Людмила Новикова (НИИ в Москве, конец 1970х-нач.1980х):

Я тоже помню. В институте, где я работала, копировальная комната была на последнем этаже за массивной железной дверью. Туда заходил только один человек, который там работал, а все, кому надо было копировать, передавали материалы ему. И, по-моему, нужны были подписи завлаба, по крайней мере на какие-то материалы. Может быть, кто-то еще имел доступ в эту комнату, но не рядовые сотрудники.

Виктор Иокиранта:

А ксерокса коммунисты боялись как огня, ведь на нём можно было размножить листовки или самиздатовские книги. При ксероксе был журнал, в котором отмечалось: кто, какого документа и сколько копий сделал. И расписаться в их получении, и указать, куда копии подшиты или переданы. Такая мура. Это году в 1982 я сталкивался, кажется.

Виктор Вадимов:

На ночь и нерабочие дни помещения с множительной техникой опечатывались.

Виктор Иокиранта:

А как без этого-то? Иначе враги Советской власти (читай: народа) могут ночью творить свои чёрные дела, листовки размножать.

Виктор Вадимов:

Враги сего не боялись и вещали через радио. Не от листовок была, а от книженций вражеских защита. По тем же "голосам" Солженицына читали, а некоторые записывали и тиражировали, и это было совсем нестерпимо.

Олег Чехов:

Множительная техника была на учете, это да. Чтобы прорваться к ксероксу надо было получить официальное добро. А печатная машинка у нас дома была. ГДР-овская «Эрика». Никто ее не регистрировал.

Jaugen Keppul:

Да, машинки были, печатали и дома, и на работе. Можно было что-то напечатать, не совсем разрешённое. Но дело в том, что "почерк' каждой машинки был уникальный, и при желании гэбня всегда могла определить, на какой именно это было напечатано.

Олег Чехов:

И это правда. Машинка вычислялась, но регистрировать не заставляли.

Татьяна Шиповская:

Ксероксов в 1970-х, например, ещё не было. Были ротапринты. У нас в институте в 1970-х годах был предмет, где мы изучали все эти копировальные средства. Это были здоровые аппараты, а также печатные с перфораторной лентой.

Jaugen Keppul:

Вот за ксероксами, действительно, был довольно строгий контроль. Но в середине восьмидесятых если у тебя был знакомый, имеющий доступ к этому делу, ты мог вполне что-нибудь для себя напечатать.

Александр Уманский:

Всё так. Ещё почему-то каратэ попало под запрет в 1970-е. Реальный срок человек получил, помню.

Владимир Король:

Кажется, это было связано с конкуренцией с официальными единоборствами (самбо), а официально интерпретировалось как чуждое влияние и неконтролируемое обучение боевым искусствам, которые затем применяли уголовные элементы. (Утверждалось, что советские боевые виды спорта воспитывают у занимающихся благородство и прочие положительные черты строителя коммунизма)

Татьяна Шиповская:

Каратэ было под запретом как и йога. Также были запрещены Ушу и Тайчи. Реально запрещены, могли посадить.

Александр Уманский:

Я лично знал тренера по каратэ получившего реальные 3 года общего режима.

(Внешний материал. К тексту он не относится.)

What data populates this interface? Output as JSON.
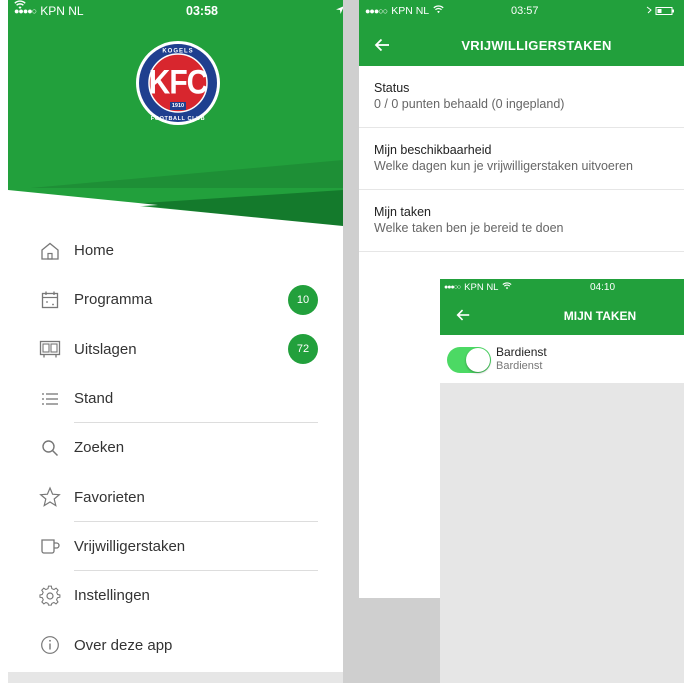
{
  "drawer": {
    "status": {
      "signal": "●●●●○",
      "carrier": "KPN NL",
      "time": "03:58"
    },
    "logo": {
      "letters": "KFC",
      "ring_text": "KOGELS · FOOTBALL CLUB",
      "year": "1910"
    },
    "menu": [
      {
        "label": "Home",
        "icon": "home-icon"
      },
      {
        "label": "Programma",
        "icon": "calendar-icon",
        "badge": "10"
      },
      {
        "label": "Uitslagen",
        "icon": "scoreboard-icon",
        "badge": "72"
      },
      {
        "label": "Stand",
        "icon": "list-icon"
      },
      {
        "label": "Zoeken",
        "icon": "search-icon"
      },
      {
        "label": "Favorieten",
        "icon": "star-icon"
      },
      {
        "label": "Vrijwilligerstaken",
        "icon": "cup-icon"
      },
      {
        "label": "Instellingen",
        "icon": "gear-icon"
      },
      {
        "label": "Over deze app",
        "icon": "info-icon"
      }
    ]
  },
  "volunteer": {
    "status": {
      "signal": "●●●○○",
      "carrier": "KPN NL",
      "time": "03:57"
    },
    "title": "VRIJWILLIGERSTAKEN",
    "rows": [
      {
        "title": "Status",
        "subtitle": "0 / 0 punten behaald (0 ingepland)"
      },
      {
        "title": "Mijn beschikbaarheid",
        "subtitle": "Welke dagen kun je vrijwilligerstaken uitvoeren"
      },
      {
        "title": "Mijn taken",
        "subtitle": "Welke taken ben je bereid te doen"
      }
    ]
  },
  "my_tasks": {
    "status": {
      "signal": "●●●○○",
      "carrier": "KPN NL",
      "time": "04:10"
    },
    "title": "MIJN TAKEN",
    "items": [
      {
        "title": "Bardienst",
        "subtitle": "Bardienst",
        "enabled": true
      }
    ]
  },
  "colors": {
    "brand_green": "#22a03c",
    "toggle_on": "#4cd964",
    "logo_blue": "#1f3f8f",
    "logo_red": "#d8262e"
  }
}
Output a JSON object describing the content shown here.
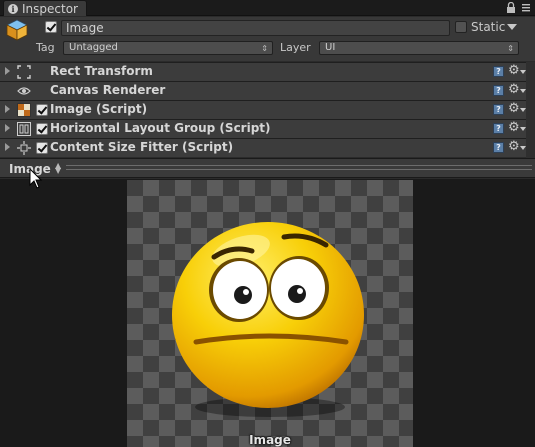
{
  "window": {
    "tab_title": "Inspector"
  },
  "header": {
    "active": true,
    "object_name": "Image",
    "static_label": "Static",
    "static_checked": false,
    "tag_label": "Tag",
    "tag_value": "Untagged",
    "layer_label": "Layer",
    "layer_value": "UI"
  },
  "components": [
    {
      "title": "Rect Transform",
      "icon": "rect-transform-icon",
      "has_checkbox": false
    },
    {
      "title": "Canvas Renderer",
      "icon": "eye-icon",
      "has_checkbox": false
    },
    {
      "title": "Image (Script)",
      "icon": "image-script-icon",
      "has_checkbox": true,
      "enabled": true
    },
    {
      "title": "Horizontal Layout Group (Script)",
      "icon": "layout-group-icon",
      "has_checkbox": true,
      "enabled": true
    },
    {
      "title": "Content Size Fitter (Script)",
      "icon": "size-fitter-icon",
      "has_checkbox": true,
      "enabled": true
    }
  ],
  "component_buttons": {
    "help": "?",
    "gear": "⚙"
  },
  "preview": {
    "title": "Image",
    "caption": "Image",
    "subject": "yellow-smiley-emoji"
  },
  "colors": {
    "accent_blue": "#5b7fa7",
    "smiley_yellow": "#f5c400",
    "panel_bg": "#383838"
  }
}
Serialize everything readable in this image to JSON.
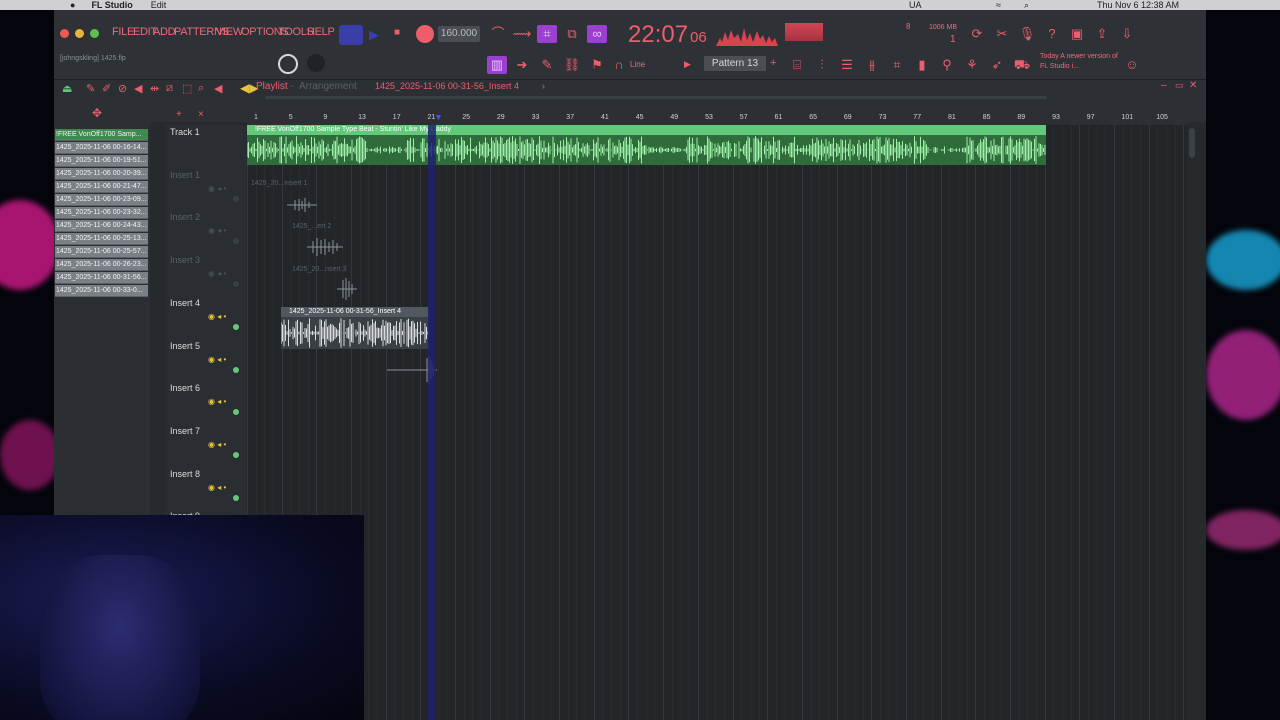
{
  "menubar": {
    "app": "FL Studio",
    "edit": "Edit",
    "kbd": "UA",
    "datetime": "Thu Nov 6  12:38 AM"
  },
  "toolbar": {
    "menus": [
      "FILE",
      "EDIT",
      "ADD",
      "PATTERNS",
      "VIEW",
      "OPTIONS",
      "TOOLS",
      "HELP"
    ],
    "tempo": "160.000",
    "time": "22:07",
    "time_frac": "06",
    "mem": "1006 MB",
    "mem2": "1",
    "mem3": "8",
    "pattern": "Pattern 13",
    "snap": "Line",
    "project": "[johngskling] 1425.flp",
    "news": "Today  A newer version of FL Studio i..."
  },
  "playlist": {
    "title": "Playlist",
    "mode": "Arrangement",
    "clip_path": "1425_2025-11-06 00-31-56_Insert 4"
  },
  "side_items": [
    "!FREE VonOff1700 Samp...",
    "1425_2025-11-06 00-16-14...",
    "1425_2025-11-06 00-19-51...",
    "1425_2025-11-06 00-20-39...",
    "1425_2025-11-06 00-21-47...",
    "1425_2025-11-06 00-23-09...",
    "1425_2025-11-06 00-23-32...",
    "1425_2025-11-06 00-24-43...",
    "1425_2025-11-06 00-25-13...",
    "1425_2025-11-06 00-25-57...",
    "1425_2025-11-06 00-26-23...",
    "1425_2025-11-06 00-31-56...",
    "1425_2025-11-06 00-33-0..."
  ],
  "tracks": [
    {
      "name": "Track 1",
      "dim": false
    },
    {
      "name": "Insert 1",
      "dim": true
    },
    {
      "name": "Insert 2",
      "dim": true
    },
    {
      "name": "Insert 3",
      "dim": true
    },
    {
      "name": "Insert 4",
      "dim": false
    },
    {
      "name": "Insert 5",
      "dim": false
    },
    {
      "name": "Insert 6",
      "dim": false
    },
    {
      "name": "Insert 7",
      "dim": false
    },
    {
      "name": "Insert 8",
      "dim": false
    },
    {
      "name": "Insert 9",
      "dim": false
    }
  ],
  "ruler": [
    "1",
    "5",
    "9",
    "13",
    "17",
    "21",
    "25",
    "29",
    "33",
    "37",
    "41",
    "45",
    "49",
    "53",
    "57",
    "61",
    "65",
    "69",
    "73",
    "77",
    "81",
    "85",
    "89",
    "93",
    "97",
    "101",
    "105"
  ],
  "clips": {
    "beat": "!FREE VonOff1700 Sample Type Beat - Stuntin' Like My Daddy",
    "ins1": "1425_20...Insert 1",
    "ins2": "1425_...ert 2",
    "ins3": "1425_20...nsert 3",
    "ins4": "1425_2025-11-06 00-31-56_Insert 4"
  },
  "colors": {
    "accent": "#f0687a",
    "green_clip": "#63c97a",
    "purple": "#9b3fd1",
    "playhead": "#2c2d8c"
  }
}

Андрей Ракин: (Примечание: речь зашла о библиотеке им.Ленина в Москве)

Говорю как постоянный абонент Ленинки. Общий зал библиотеки был закрыт навсегда в конце 1960-х. Это тот, что был прямо в Пашкове доме. После этого работал только научный зал, а для него нужно было обязательно направление с работы. Желательно с ученой степенью. Такое направление я смог получить уже только закончив Физтех.

Людмила Новикова:

Подтверждаю про Ленинку в Москве (1970е). Только научные работники и по направлению. Простые люди попасть туда не могли.

Андрей Гирдов:

Аналогично в "Публичку" в Ленинграде.

Валерий Мещеряков:

В солидном советском банке занимался внешними связями и приходилось составлять сметы расходов на прием иностранных делегаций. Самое забавное, что соответствующее постановление ЦК и Совмина - секретное, а составленная мною смета - даже не ДСП.

Для того, чтобы делегации, скажем из ГДР, посетить Звездный городок, нужно было написать два секретных письма с просьбой в Генштаб и КГБ. Получив от них ответы, нужно написать еще одно письмо в Совмин, указав в нем, что согласие Генштаба (т. Иванов) и КГБ (т.Перов) имеется. Все люди были при деле, безработных не было.

Андрей Гирдов:

Немного о "ПЯ" и других мелочах.
- Ты где работаешь?
- Даа, в почтовом ящике.
- Ааа, понятно.

Что понятно? Какой "почтовый ящик"? Но это сейчас непонятно, а тогда такой ответ никого не удивлял. Еще бы, кого могут удивлять привычные вещи, когда почти весь город работает в заведениях, хотя и с разными названиями, но объединенных в одну сущность, называемую именно так - "почтовый ящик". Да, были времена, когда даже известие о том, что в соседней булочной изготавливают, например, баллистические ракеты, никого бы не удивило. Все все знали, а те, которые не знали, делали вид, что знают, чтобы не выглядеть не осведомленными. Вообще, выглядеть незнающим как-то было немодно, скорее неуютно, поскольку не знающий брал на себя груз политической безграмотности, что не вязалось с моральным обликом Советского человека.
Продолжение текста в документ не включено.